From: Eric Dumazet <eric.dumazet@gmail.com>
To: Oleksandr Natalenko <oleksandr@natalenko.name>,
Eric Dumazet <edumazet@google.com>
Cc: Neal Cardwell <ncardwell@google.com>,
"David S. Miller" <davem@davemloft.net>,
Netdev <netdev@vger.kernel.org>,
Yuchung Cheng <ycheng@google.com>,
Soheil Hassas Yeganeh <soheil@google.com>,
Jerry Chu <hkchu@google.com>, Dave Taht <dave.taht@gmail.com>
Subject: Re: TCP and BBR: reproducibly low cwnd and bandwidth
Date: Sun, 18 Feb 2018 13:04:27 -0800 [thread overview]
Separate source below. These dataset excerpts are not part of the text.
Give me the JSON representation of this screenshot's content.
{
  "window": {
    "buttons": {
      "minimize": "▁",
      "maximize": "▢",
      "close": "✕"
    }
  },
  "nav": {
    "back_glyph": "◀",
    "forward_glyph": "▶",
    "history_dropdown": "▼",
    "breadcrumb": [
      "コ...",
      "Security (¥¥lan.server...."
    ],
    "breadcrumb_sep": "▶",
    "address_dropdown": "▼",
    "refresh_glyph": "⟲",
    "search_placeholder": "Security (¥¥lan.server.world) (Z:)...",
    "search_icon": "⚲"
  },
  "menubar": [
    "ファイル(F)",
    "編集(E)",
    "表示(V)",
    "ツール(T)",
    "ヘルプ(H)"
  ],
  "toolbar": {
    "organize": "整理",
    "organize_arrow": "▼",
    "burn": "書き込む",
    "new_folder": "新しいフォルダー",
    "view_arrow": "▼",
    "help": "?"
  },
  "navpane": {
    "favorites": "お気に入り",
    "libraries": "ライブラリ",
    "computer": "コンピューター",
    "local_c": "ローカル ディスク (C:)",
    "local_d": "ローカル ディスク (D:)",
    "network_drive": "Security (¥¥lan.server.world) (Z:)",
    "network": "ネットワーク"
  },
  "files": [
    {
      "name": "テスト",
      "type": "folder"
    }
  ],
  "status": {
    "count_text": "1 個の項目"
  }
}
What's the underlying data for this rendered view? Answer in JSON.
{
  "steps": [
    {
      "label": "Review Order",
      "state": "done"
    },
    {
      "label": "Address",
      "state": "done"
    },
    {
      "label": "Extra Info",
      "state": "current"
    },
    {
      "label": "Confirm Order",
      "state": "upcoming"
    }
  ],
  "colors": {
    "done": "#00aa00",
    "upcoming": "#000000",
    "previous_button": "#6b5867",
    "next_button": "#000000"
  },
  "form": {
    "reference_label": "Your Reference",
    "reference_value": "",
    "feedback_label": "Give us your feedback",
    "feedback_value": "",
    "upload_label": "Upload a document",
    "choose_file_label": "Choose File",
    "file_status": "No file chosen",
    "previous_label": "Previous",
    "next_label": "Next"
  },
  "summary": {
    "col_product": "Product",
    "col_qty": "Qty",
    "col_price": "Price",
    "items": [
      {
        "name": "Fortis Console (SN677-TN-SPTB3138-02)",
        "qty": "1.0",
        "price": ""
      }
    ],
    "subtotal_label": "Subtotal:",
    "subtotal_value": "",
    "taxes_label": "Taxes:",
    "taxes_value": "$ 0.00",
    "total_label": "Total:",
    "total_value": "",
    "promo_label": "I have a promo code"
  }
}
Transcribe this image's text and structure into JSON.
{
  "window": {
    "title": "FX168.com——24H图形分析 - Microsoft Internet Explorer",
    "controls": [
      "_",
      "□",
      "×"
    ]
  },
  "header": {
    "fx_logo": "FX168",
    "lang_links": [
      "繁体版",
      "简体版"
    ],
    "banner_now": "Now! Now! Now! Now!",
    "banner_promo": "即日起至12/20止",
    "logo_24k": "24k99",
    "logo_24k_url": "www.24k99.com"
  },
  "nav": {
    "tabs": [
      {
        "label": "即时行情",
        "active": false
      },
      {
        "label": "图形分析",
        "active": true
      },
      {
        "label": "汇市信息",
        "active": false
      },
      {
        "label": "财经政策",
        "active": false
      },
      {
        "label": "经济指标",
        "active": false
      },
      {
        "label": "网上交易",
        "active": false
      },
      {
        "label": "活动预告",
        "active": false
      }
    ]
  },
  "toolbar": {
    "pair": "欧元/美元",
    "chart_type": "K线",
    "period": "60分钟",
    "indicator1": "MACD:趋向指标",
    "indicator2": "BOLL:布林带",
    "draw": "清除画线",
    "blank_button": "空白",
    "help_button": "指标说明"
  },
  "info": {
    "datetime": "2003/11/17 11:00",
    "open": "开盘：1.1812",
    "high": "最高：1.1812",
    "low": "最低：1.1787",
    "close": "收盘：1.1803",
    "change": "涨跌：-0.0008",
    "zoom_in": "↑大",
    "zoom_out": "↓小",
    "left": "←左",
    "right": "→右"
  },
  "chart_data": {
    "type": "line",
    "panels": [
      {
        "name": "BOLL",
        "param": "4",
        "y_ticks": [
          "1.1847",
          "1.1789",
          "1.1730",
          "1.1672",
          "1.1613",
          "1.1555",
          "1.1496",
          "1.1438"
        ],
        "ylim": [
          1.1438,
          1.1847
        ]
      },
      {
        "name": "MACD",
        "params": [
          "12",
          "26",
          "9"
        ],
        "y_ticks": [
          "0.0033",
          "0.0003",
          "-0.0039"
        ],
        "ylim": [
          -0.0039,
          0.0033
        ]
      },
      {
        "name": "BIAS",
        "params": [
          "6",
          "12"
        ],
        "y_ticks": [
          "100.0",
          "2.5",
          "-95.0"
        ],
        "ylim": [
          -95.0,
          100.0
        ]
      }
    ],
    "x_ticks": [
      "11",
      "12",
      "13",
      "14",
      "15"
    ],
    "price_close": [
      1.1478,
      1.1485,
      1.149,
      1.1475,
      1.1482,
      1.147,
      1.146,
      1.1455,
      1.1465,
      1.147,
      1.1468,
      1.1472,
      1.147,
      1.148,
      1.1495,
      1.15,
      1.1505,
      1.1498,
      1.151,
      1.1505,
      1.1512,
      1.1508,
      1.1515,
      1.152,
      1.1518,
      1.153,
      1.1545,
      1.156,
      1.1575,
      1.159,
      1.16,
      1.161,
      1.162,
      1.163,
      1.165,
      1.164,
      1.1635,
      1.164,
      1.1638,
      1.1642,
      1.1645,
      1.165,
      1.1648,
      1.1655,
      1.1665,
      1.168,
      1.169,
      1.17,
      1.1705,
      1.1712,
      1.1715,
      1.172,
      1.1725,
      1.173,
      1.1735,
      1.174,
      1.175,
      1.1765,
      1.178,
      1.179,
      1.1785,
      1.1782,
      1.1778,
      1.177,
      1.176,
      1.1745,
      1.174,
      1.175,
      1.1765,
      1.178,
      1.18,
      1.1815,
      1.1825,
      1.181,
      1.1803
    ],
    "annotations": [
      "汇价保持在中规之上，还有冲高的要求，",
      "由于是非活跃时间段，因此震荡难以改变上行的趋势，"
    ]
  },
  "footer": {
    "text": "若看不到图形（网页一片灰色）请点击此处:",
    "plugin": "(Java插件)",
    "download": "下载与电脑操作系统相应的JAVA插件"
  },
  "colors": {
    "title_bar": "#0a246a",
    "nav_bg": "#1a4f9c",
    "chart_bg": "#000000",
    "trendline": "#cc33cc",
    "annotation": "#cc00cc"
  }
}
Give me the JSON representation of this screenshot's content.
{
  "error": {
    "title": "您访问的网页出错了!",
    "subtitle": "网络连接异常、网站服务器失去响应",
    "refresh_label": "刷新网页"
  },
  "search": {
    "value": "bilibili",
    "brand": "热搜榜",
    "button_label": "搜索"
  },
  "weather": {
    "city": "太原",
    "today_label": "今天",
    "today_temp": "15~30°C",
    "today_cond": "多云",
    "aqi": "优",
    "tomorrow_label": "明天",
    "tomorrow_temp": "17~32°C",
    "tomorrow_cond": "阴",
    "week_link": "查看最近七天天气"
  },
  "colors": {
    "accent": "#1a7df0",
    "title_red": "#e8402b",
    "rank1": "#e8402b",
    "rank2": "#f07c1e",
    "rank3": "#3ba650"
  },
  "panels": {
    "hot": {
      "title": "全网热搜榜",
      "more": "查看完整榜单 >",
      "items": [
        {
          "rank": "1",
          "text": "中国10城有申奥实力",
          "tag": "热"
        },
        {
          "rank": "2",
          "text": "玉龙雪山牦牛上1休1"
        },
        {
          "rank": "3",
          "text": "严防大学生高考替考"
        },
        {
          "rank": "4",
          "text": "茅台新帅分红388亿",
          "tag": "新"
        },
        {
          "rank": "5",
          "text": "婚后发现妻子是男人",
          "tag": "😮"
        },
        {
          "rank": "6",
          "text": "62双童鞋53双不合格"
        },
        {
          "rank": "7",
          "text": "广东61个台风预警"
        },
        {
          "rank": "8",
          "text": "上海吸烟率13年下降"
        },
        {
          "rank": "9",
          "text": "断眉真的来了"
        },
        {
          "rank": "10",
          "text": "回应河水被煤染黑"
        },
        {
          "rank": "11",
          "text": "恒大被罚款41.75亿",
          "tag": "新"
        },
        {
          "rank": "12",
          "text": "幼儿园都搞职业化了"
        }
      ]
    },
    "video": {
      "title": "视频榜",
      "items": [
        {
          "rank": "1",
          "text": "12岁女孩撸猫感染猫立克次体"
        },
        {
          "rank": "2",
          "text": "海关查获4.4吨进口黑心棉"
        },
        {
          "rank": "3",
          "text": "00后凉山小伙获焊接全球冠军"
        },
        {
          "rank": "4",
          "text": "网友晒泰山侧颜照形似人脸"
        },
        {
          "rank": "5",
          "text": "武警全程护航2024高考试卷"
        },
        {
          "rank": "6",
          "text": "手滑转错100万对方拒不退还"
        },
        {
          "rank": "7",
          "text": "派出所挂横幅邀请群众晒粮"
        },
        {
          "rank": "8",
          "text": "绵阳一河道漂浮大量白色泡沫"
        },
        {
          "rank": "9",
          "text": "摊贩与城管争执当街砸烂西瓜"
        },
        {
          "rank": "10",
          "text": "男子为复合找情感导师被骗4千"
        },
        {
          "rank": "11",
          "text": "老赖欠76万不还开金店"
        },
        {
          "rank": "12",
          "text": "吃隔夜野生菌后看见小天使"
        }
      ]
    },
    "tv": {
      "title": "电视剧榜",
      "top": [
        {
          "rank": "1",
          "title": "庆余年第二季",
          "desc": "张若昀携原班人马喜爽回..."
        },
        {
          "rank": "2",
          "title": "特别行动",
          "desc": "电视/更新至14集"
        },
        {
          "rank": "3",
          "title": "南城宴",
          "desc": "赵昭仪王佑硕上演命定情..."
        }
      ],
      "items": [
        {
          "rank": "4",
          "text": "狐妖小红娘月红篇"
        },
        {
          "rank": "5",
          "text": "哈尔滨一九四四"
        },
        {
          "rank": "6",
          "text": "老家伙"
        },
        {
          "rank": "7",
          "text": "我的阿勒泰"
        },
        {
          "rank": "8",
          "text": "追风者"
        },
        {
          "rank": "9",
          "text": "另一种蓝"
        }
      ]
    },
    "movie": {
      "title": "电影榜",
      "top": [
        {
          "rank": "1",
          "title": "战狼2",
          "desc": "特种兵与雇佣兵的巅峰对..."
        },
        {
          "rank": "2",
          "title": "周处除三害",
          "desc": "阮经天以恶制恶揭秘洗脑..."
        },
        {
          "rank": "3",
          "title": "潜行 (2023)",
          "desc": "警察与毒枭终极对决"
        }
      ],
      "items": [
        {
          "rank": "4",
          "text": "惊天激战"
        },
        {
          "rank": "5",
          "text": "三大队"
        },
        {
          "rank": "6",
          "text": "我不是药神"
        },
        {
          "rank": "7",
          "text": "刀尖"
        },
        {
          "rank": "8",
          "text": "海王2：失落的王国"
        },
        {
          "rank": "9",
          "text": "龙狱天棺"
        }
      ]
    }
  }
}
Message-ID: <1518987867.55655.15.camel@gmail.com> (raw)
In-Reply-To: <1518893571.55655.12.camel@gmail.com>
On Sat, 2018-02-17 at 10:52 -0800, Eric Dumazet wrote:
>
> This must be some race condition in the code I added in TCP for self-
> pacing, when a sort timeout is programmed.
>
> Disabling SG means TCP cooks 1-MSS packets.
>
> I will take a look, probably after the (long) week-end : Tuesday.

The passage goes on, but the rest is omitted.